What do you eat in Beppu?

Jigoku mushi. Food steamed by natural hot spring vapour in the Kannawa district. You rent a steam chamber, buy ingredients at a counter (eggs, vegetables, seafood, pudding), and wait while the geothermal steam does the cooking. The steam adds a faint mineral taste. Budget ¥1,000 to ¥2,500 total for the chamber rental and food.

Toriten. Beppu is in Oita Prefecture, and the local specialty is fried chicken. Oita-style toriten is tempura-battered chicken thigh served with ponzu dipping sauce. You will find it at izakaya and casual restaurants throughout the city.

Beyond these two, Beppu does not have the food depth of Fukuoka or Osaka. If you are combining it with a Fukuoka itinerary, eat your fill in Fukuoka before heading east.

How do you get there and how long do you need?

The JR Sonic limited express from Hakata (Fukuoka) to Beppu takes about 2 hours and runs along the northern Kyushu coast. It is covered by both the Northern Kyushu and All Kyushu JR passes. If you are coming from Kansai, the overnight Sunflower Ferry from Osaka docks in Beppu and costs from about ¥12,000 depending on the cabin. The ferry is an overnight experience in itself.

One night is enough if you want to do the hells and one bathing experience (sand bath or public onsen). Two nights lets you fit in Yufuin, try the mud bath, eat jigoku mushi, and actually relax between baths instead of rushing through a checklist. Budget ¥6,000 to ¥10,000 per night for business hotels near Beppu Station.

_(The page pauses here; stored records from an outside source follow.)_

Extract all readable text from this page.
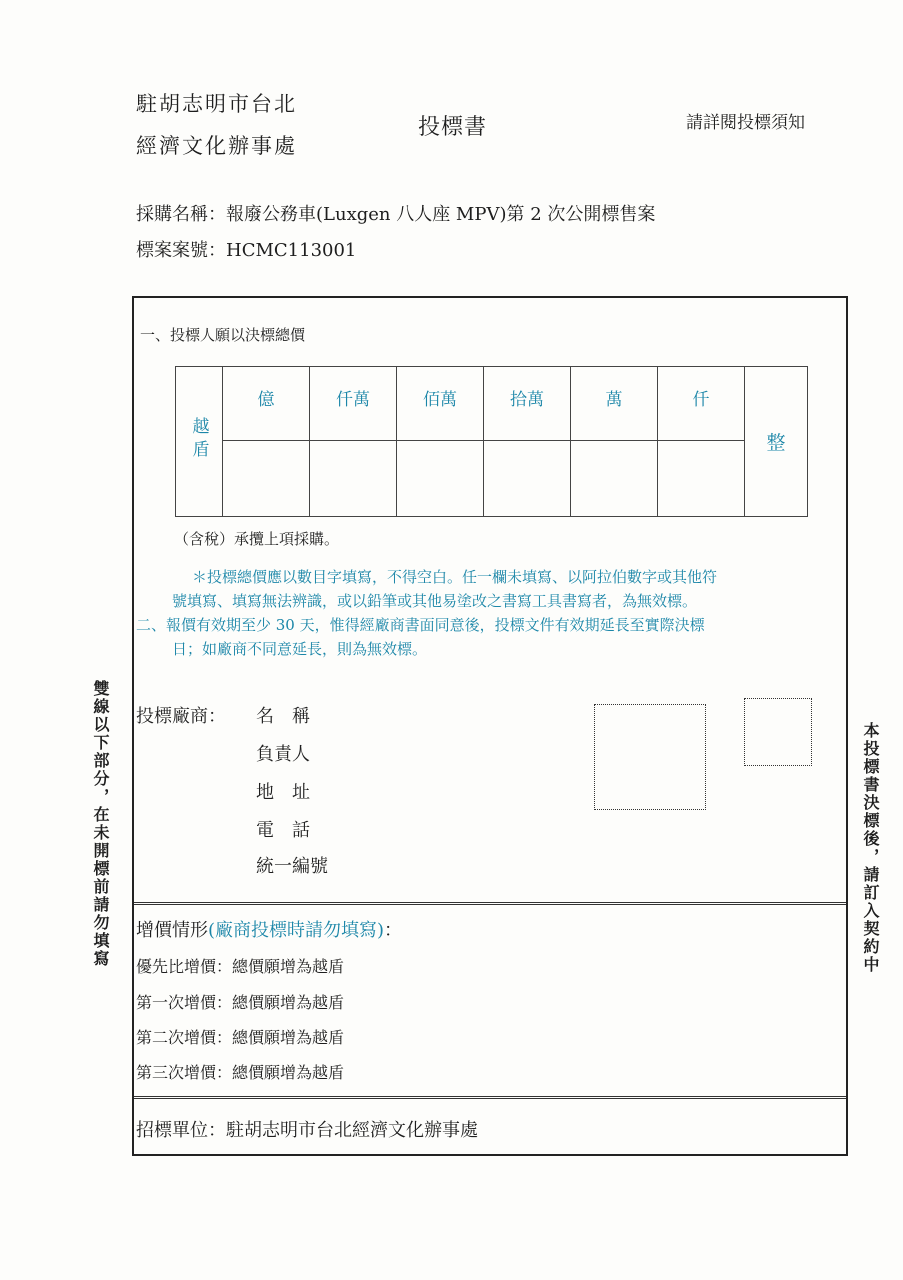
駐胡志明市台北
經濟文化辦事處
投標書	請詳閱投標須知
採購名稱：報廢公務車(Luxgen 八人座 MPV)第 2 次公開標售案
標案案號：HCMC113001
雙線以下部分，在未開標前請勿填寫	本投標書決標後，請訂入契約中
一、投標人願以決標總價
越盾	億	仟萬	佰萬	拾萬	萬	仟	整

（含稅）承攬上項採購。
＊投標總價應以數目字填寫，不得空白。任一欄未填寫、以阿拉伯數字或其他符
號填寫、填寫無法辨識，或以鉛筆或其他易塗改之書寫工具書寫者，為無效標。
二、報價有效期至少 30 天，惟得經廠商書面同意後，投標文件有效期延長至實際決標
日；如廠商不同意延長，則為無效標。
投標廠商： 名　稱
負責人
地　址
電　話
統一編號
增價情形(廠商投標時請勿填寫)：
優先比增價：總價願增為越盾
第一次增價：總價願增為越盾
第二次增價：總價願增為越盾
第三次增價：總價願增為越盾
招標單位：駐胡志明市台北經濟文化辦事處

The honest assessment: Beppu is not worth a special trip from Tokyo or Osaka just for the onsen. It works as a stop on a Kyushu train loop or a day trip from Fukuoka (if you only want the hells). The overnight is what makes Beppu work, because the best parts happen when you slow down: a sand bath in the afternoon, a steam-cooked meal at Kannawa, a ¥100 public bath before bed. If you are already in Southern Japan, add it to the loop.